Una tesi ribadita recentemente anche da un profondo studioso statunitense dei rapporti sino-americani, il professor Graham Allison, che in una recente intervista ha affermato, parlando proprio di Intelligenza Artificiale, che “nello spazio dell’I.A. se disponi di un sistema di Intelligenza Artificiale più efficace in grado di far sì che un pezzo di equipaggiamento militare, ad esempio in un combattimento aria-aria, risponda più rapidamente del pilota dell’aereo avversario, vinci, quindi questi avere applicazioni militari”.
L’allarme era stato già lanciato esattamente un anno fa da Nicolas Chaillan, il primo chief software officer del Pentagono che si era dimesso per protestare contro il lento ritmo della trasformazione tecnologica nell’esercito degli Stati Uniti. Sebbene gli allarmi siano tendenzialmente esagerati, stante i progressi dimostrati e dimostrabili compiuti dagli Usa in questo campo, l’Occidente parte in svantaggio sia per la mancanza di un chiaro ed elastico aspetto normativo, sia per la stessa impostazione della società, molto più attenta all’aspetto “umano” rispetto a quella cinese quando si tratta delle applicazioni pragmatiche dell’I.A. nel settore militare.

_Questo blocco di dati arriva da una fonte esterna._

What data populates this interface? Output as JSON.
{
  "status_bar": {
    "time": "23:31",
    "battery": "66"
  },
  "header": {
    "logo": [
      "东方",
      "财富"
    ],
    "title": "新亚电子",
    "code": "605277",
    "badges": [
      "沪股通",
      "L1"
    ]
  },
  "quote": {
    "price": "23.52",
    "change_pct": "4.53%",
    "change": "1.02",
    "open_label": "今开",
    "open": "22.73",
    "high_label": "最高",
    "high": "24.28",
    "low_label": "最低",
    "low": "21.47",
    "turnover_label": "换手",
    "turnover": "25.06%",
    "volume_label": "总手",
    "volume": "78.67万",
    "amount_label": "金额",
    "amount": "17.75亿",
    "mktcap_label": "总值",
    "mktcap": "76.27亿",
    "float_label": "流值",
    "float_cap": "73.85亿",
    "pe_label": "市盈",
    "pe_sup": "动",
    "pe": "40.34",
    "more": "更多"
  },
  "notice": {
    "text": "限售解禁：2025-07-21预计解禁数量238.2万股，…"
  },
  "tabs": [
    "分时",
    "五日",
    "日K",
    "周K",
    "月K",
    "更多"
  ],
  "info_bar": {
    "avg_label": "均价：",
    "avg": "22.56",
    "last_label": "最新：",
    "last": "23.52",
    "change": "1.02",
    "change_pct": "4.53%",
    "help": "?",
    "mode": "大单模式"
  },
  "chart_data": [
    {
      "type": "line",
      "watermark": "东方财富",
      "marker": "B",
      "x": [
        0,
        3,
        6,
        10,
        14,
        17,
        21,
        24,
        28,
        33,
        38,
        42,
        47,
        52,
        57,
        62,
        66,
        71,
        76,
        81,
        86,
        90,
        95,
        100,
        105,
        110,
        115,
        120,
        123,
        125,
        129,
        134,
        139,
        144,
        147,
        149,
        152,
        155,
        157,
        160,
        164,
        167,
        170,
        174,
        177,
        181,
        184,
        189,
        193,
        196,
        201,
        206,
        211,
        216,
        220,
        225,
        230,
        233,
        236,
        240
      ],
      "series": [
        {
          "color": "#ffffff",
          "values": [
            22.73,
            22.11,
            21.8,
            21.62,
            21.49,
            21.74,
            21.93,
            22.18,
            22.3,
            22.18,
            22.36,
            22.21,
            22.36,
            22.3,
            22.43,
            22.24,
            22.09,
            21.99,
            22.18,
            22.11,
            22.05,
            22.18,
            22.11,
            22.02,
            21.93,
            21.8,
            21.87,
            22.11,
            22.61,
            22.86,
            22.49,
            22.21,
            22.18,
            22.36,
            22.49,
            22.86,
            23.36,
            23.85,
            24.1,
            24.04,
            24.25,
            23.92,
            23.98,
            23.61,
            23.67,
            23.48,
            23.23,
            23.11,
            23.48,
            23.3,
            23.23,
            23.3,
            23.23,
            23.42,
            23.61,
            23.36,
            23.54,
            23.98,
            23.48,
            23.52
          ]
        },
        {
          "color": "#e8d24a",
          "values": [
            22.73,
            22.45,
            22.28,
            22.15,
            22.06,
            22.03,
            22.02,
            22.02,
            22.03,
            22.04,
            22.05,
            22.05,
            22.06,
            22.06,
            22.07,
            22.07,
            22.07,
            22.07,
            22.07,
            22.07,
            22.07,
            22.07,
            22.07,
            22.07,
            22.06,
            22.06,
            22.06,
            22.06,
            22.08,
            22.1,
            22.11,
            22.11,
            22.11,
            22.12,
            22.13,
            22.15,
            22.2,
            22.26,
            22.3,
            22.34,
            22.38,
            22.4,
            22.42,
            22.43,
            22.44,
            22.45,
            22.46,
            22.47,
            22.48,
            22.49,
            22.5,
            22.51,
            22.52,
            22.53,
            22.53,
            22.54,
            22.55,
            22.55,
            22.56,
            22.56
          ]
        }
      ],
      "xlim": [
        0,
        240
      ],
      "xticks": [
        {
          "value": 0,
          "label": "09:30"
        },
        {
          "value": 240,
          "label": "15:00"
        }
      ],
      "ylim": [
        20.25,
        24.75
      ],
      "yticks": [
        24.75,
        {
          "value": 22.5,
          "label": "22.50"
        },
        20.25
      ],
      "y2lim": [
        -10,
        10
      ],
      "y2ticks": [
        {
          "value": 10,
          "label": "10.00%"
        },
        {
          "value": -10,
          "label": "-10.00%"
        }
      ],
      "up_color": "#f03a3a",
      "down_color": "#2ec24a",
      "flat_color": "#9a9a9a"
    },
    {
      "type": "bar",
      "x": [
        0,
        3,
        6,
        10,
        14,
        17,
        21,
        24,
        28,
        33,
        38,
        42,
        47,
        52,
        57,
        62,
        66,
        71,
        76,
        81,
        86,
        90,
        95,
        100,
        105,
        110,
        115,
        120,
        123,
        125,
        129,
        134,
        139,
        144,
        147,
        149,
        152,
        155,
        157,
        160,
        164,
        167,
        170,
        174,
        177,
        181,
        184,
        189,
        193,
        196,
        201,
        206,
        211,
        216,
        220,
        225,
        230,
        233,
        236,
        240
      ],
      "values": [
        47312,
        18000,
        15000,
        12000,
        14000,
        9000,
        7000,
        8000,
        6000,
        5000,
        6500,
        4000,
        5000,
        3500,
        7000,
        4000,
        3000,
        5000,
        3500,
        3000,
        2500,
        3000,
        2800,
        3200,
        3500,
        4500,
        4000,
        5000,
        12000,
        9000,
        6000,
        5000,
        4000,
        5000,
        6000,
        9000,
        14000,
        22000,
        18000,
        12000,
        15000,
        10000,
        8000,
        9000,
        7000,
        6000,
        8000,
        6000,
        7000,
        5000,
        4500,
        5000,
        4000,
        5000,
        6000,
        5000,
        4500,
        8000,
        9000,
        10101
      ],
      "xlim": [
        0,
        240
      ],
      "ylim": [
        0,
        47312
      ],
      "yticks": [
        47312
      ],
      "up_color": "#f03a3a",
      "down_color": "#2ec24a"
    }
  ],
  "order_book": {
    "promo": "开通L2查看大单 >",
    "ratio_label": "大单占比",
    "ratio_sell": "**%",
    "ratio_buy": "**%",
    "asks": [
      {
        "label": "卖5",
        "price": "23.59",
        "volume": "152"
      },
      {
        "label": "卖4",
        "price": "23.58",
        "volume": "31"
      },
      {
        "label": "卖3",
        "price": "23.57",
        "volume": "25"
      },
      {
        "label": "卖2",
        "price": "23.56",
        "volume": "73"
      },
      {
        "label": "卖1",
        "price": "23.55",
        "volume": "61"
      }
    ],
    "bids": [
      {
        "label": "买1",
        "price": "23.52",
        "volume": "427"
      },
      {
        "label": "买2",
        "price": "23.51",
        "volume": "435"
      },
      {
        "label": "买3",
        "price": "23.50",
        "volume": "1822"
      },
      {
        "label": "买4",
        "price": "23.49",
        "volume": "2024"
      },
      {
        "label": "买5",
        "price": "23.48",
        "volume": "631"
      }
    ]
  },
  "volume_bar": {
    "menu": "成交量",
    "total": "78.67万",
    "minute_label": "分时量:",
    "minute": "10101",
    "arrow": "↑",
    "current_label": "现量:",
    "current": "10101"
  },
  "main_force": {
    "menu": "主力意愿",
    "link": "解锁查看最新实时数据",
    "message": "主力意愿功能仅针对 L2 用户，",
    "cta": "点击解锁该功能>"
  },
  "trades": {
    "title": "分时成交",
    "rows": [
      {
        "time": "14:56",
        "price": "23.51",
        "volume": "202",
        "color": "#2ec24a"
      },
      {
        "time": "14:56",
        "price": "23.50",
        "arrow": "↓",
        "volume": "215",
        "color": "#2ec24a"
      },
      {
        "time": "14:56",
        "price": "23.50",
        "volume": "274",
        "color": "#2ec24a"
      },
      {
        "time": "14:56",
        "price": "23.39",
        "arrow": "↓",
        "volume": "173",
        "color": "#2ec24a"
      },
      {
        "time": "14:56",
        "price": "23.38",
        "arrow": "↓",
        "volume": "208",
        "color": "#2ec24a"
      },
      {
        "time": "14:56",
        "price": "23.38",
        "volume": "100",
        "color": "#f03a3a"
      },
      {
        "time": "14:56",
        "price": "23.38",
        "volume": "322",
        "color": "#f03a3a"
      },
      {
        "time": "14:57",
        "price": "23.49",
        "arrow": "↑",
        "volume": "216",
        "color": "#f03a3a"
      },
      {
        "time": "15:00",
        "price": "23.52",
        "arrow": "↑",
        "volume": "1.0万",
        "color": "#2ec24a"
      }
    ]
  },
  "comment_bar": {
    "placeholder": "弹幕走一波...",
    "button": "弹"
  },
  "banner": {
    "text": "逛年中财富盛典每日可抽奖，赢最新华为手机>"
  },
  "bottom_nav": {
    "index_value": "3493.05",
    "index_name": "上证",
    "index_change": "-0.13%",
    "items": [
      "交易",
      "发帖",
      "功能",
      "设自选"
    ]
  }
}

Pechino – così come Mosca – a differenza dell’Occidente sta optando per una gestione dell’Intelligenza Artificiale nei sistemi bellici secondo il principio Human-out-of-the-loop, ovvero che affida agli algoritmi la totale gestione della macchina. Analisti e scienziati cinesi, infatti, ritengono che si arriverà a una “singolarità” sul campo di battaglia quando l’uomo non sarà più in grado di tenere il passo con la velocità operativa delle macchine, per cui il principio Human-in-the-loop diventerà uno svantaggio.
Il provvedimento recentemente entrato in vigore in Cina, quindi, potenzialmente avrà effetti dirompenti nel settore dell’I.A. applicata alla Difesa, permettendo di captare i codici sorgenti di tutte le società che operano in Cina e così poterli eventualmente sviluppare ed applicare nel campo degli armamenti. La subordinazione del settore “privato”, ammesso che si possa definire tale in un Paese come la Cina, a quello pubblico diventa pertanto un vantaggio fondamentale se consideriamo la riluttanza di alcune delle maggiori aziende occidentali – come Google – a collaborare con lo Stato quando si tratta di ricerca ad alta tecnologia nel settore informatico. Una riluttanza determinata dalla mancanza di un ordinamento giuridico dedicato, che ancora oggi fatica a essere definito sia negli Stati Uniti sia in Europa.